NHL

Rangers’ tough play, wins overshadow flaws

The foundation of work ethic has been laid. There’s nothing lazy or complacent about the Rangers, and that is not a concern as they face the Panthers in Florida tonight in the sandwich game between Thursday’s 4-1 defeat in Washington and Monday afternoon’s Winter Classic in Philadelphia.

“We don’t take anything for granted,” Dan Girardi told The Post. “We don’t go on the ice with the attitude that anything is going to come easy, or that because we’ve won games in the past we’ll continue to win them just by showing up.

“We understand that we are going to have to earn our wins.”

The Rangers have lost two straight in regulation just twice in going 22-9-4 in their first 35 games. They have had two other brief streaks of 0-1-1 and an 0-1-2 streak with which they started the season. That, of course, stands in stark contrast to the streaks of seven, five and five straight victories the Rangers have constructed thus far, the last of which came to an end in DC.

“We accept the accountability when we don’t play as well as we should,” said Girardi. “We need to get back to the details and try and start another winning streak in Florida.”

When a team wins consistently, individual failings are often camouflaged. When a club loses, such issues are highlighted and serve to underline the fragility of success.

So the question is how long the Rangers will be able to continue to thrive with Brad Richards in as deep a quagmire as his game at both ends of the ice has fallen over the last eight games, a period of time beginning Dec. 13 during which he has appeared on Page Six exactly as often as he has appeared on the score sheet (once).

The question is whether the Rangers will continue to be able to win on a consistent basis with negligible production from their bottom two lines that feature Brian Boyle (scoreless in his last 16 games, one goal in his last 31); John Mitchell (one goal in his last 14 games, that an empty-netter); Brandon Prust (scoreless in his last 30 games in minimal ice time outside the penalty kill); and Mike Rupp (scoreless in limited action in six games since his return from Injured Reserve).

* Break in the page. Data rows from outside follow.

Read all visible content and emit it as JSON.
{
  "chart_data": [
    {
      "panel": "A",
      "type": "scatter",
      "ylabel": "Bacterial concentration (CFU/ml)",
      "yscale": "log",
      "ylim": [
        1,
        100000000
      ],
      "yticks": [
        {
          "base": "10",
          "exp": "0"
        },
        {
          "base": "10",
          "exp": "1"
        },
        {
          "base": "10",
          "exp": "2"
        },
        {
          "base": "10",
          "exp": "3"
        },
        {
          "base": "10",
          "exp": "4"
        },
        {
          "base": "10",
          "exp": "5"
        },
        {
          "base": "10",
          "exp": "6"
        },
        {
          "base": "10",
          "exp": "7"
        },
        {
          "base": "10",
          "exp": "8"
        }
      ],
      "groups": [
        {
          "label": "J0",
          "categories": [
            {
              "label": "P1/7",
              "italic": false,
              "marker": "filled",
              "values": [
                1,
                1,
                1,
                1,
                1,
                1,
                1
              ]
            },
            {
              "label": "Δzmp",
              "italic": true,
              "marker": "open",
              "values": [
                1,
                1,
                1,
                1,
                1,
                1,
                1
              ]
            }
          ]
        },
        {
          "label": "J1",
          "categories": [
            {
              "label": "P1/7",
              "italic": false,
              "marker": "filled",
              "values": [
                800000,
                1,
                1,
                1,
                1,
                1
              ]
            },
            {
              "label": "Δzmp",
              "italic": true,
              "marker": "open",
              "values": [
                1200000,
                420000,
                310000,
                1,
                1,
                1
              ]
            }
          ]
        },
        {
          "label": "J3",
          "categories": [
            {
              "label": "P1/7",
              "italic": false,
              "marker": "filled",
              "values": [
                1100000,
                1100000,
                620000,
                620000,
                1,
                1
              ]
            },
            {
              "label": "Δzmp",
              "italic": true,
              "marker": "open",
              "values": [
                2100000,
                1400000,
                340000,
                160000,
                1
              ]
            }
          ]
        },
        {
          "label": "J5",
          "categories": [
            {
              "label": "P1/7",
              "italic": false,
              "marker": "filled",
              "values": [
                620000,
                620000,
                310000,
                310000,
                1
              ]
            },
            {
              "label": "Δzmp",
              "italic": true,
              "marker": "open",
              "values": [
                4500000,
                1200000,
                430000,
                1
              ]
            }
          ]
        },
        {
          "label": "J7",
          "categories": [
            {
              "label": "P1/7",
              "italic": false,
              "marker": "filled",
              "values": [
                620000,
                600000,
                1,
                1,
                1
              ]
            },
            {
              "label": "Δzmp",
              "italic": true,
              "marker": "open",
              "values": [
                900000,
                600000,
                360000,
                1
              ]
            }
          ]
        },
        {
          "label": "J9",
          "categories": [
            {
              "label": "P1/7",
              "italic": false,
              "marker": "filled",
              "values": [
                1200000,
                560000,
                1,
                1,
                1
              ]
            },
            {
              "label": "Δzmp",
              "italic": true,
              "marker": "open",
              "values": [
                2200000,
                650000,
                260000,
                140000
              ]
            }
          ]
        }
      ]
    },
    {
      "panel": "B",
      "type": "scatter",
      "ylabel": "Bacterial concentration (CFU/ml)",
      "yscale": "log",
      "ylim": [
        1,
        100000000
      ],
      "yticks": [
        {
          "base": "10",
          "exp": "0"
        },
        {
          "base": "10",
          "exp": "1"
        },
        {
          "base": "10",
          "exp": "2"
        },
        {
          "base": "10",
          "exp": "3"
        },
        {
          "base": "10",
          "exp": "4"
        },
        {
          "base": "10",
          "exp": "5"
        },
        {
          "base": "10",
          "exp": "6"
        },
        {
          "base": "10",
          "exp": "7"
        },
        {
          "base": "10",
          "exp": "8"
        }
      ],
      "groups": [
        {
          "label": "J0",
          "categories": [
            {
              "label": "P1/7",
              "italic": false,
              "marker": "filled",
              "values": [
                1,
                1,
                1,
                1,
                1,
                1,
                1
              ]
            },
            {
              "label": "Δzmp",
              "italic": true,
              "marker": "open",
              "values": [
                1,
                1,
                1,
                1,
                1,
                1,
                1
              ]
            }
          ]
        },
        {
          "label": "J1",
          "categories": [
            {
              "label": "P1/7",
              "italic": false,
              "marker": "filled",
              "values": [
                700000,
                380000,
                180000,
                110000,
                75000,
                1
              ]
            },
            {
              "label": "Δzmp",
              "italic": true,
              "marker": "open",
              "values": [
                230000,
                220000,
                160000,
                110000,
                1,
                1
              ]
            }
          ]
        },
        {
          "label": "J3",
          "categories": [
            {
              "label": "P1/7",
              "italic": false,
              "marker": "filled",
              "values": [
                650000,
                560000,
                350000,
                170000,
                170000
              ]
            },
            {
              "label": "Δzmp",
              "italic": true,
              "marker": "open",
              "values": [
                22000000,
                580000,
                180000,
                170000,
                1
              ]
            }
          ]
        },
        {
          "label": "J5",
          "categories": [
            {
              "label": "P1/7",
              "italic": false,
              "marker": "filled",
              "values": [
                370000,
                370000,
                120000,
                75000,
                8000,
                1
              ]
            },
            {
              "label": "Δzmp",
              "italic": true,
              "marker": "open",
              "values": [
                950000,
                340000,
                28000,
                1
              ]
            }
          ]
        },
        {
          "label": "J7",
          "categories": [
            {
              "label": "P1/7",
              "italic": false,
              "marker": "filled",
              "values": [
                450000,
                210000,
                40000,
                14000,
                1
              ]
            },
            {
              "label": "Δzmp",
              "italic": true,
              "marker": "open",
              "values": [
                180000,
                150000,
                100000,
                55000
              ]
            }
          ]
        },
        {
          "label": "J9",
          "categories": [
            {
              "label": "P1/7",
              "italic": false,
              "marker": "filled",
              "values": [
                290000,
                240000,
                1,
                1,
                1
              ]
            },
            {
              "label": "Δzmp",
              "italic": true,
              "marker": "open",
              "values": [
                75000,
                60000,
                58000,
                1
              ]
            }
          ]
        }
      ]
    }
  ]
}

The question is whether the Rangers will be able to consistently overcome a power play that has fallen back into a 2-for-26 morass over the last eight games due to a combination of stagnancy on the setup and an increasing number of bad entries into the offensive zone.

The question is essentially whether the Rangers can prosper through the grind of a marathon while getting consistent production from only the Derek Stepan-Marian Gaborik-Artem Anisimov unit and from the relentless Ryan Callahan.

The question, therefore, isn’t about work ethic or commitment. It’s about goal-scoring, because no team can win 2-1 every night, not even those with the best of intentions.